Roma – “Quel compagno di classe che tutti noi avremmo desiderato e che ci avrebbe sicuramente aiutato”. Matteo Zuppi, l’arcivescovo di Bologna ricorda così David Sassoli. Lui che compagno di classe lo è stato veramente ha pronunciato parole toccanti durate l’omelia celebrata davanti alle massime cariche dello Stato nella chiesa di S. Maria degli Angeli e dei martiri di Roma, che ha accolto le spoglie del presidente del Parlamento europeo avvolte nella bandiera dell’Unione europea.
In prima fila alle esequie di Stato il presidente della Repubblica Sergio Mattarella, del Consiglio Mario Draghi, i presidenti del Senato Elisabetta Alberti Casellati e della Camera Roberto Fico, il presidente della Corte Costituzionale Giancarlo Coraggio, le delegazioni di tutti i partiti politici, Capi di Stato e le istituzioni europee. Poi la famiglia, gli amici di una vita, la folla di cittadini comuni che nella piazza si sono fermati davanti al maxi schermo fuori dalla basilica. Così tante e così diverse le testimonianze che hanno raccontato durante la cerimonia quanto David Sassoli fosse un uomo amato e apprezzato, quanto fosse mite e difficile vederlo arrabbiato, anche se sempre saldo nei suoi principi.
Accolto dal picchetto d’onore il feretro avvolto nella bandiera europea, con le note di Bach che hanno risuonato nella chiesa piena, nei limiti delle misure sanitarie e che ha dato l’ultimo saluto al presidente del Parlamento europeo.
Il cardinale Matteo Zuppi, ha raccontato soprattutto l’uomo, che ha tenuto sempre insieme la fede e l’impegno che veniva dal cattolicesimo democratico, dai pensieri di Giorgio La Pira e David Maria Turoldo da cui aveva preso il nome per desiderio di suo padre.

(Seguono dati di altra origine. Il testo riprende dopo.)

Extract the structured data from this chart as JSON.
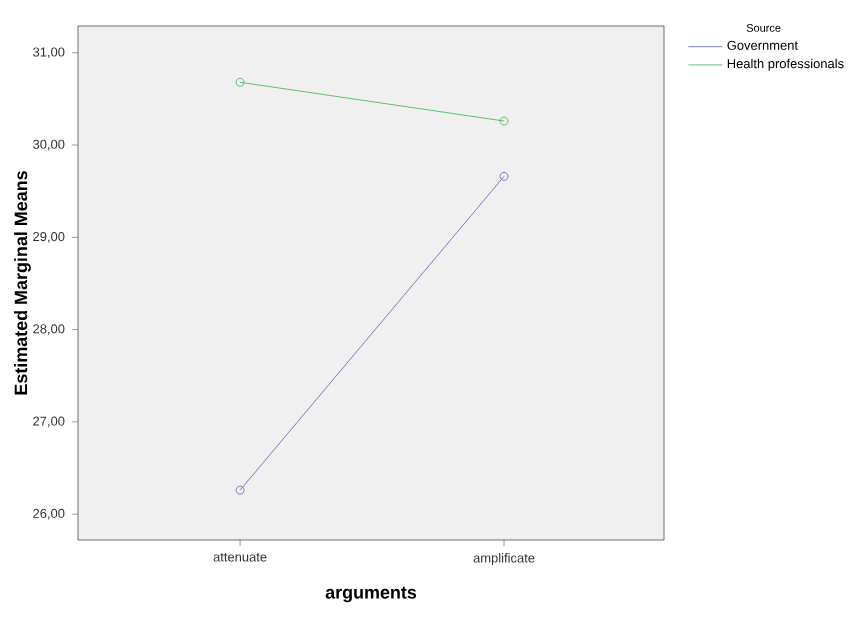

Nell’omelia un ritratto asciutto ma partecipato, il ricordo di un uomo che aveva sempre “parole per rappresentare chi non aveva voce, i più deboli. Per questo per lui la politica doveva essere per il bene comune e la democrazia sempre inclusiva, umanitaria, umanista”. Era l’idea di “un’Europa unita e che ha servito fino all’ultimo”, con la testardaggine nel volere che le istituzioni funzionassero e fossero sempre al servizio dei cittadini. “Non ideologie ma ideali” ha ricordato Matteo Zuppi, “David era un uomo di parte e anche un uomo di tutti, perché la sua parte era quella della persona”.
Ha amato l’Europa “perché figlio della generazione che aveva visto la guerra e gli orrori del genocidio e della violenza pagana nazista e fascista, dei tanti nazionalismi. Lui figlio della resistenza e dei suoi valori, quelli su cui è fondata la nostra Repubblica e che ha ispirato i padri fondatori.
Accanto alle parole dell’arcivescovo di Bologna, quelle degli amici, degli scout a cui era ancora legato, fin da ragazzo, dei colleghi della Rai, della moglie Alessandra e dei figli Livia e Giulio. Dalla moglie l’attestato della grandezza della persona. “Ti abbiamo diviso e condiviso con tanti, ma hai dimostrato che nulla è impossibile”. Quindi i pensieri e gli aneddoti di una vita terminata troppo presto. Tra questi aneddoti il più doloroso.
“‘Ho avuto una vita bella, decisamente molto bella. E finirla a 65 anni è davvero troppo presto’. Questo mi dicevi solo due settimane fa, quando avevi capito già tutto, mentre noi giocavamo a nasconderci la realtà, sperando l’impossibile”. In questo passaggio di Alessandra il senso del vuoto lasciato.
Quindi il ricordo anche dei tanti insegnamenti, specialmente alla politica. Quella ricerca continua del dialogo, l’abitudine all’ascolto e al rispetto, quasi fosse un lascito preciso per questi giorni in cui i partiti sono alla ricerca di un’intesa ampia per l’elezione del prossimo presidente della Repubblica.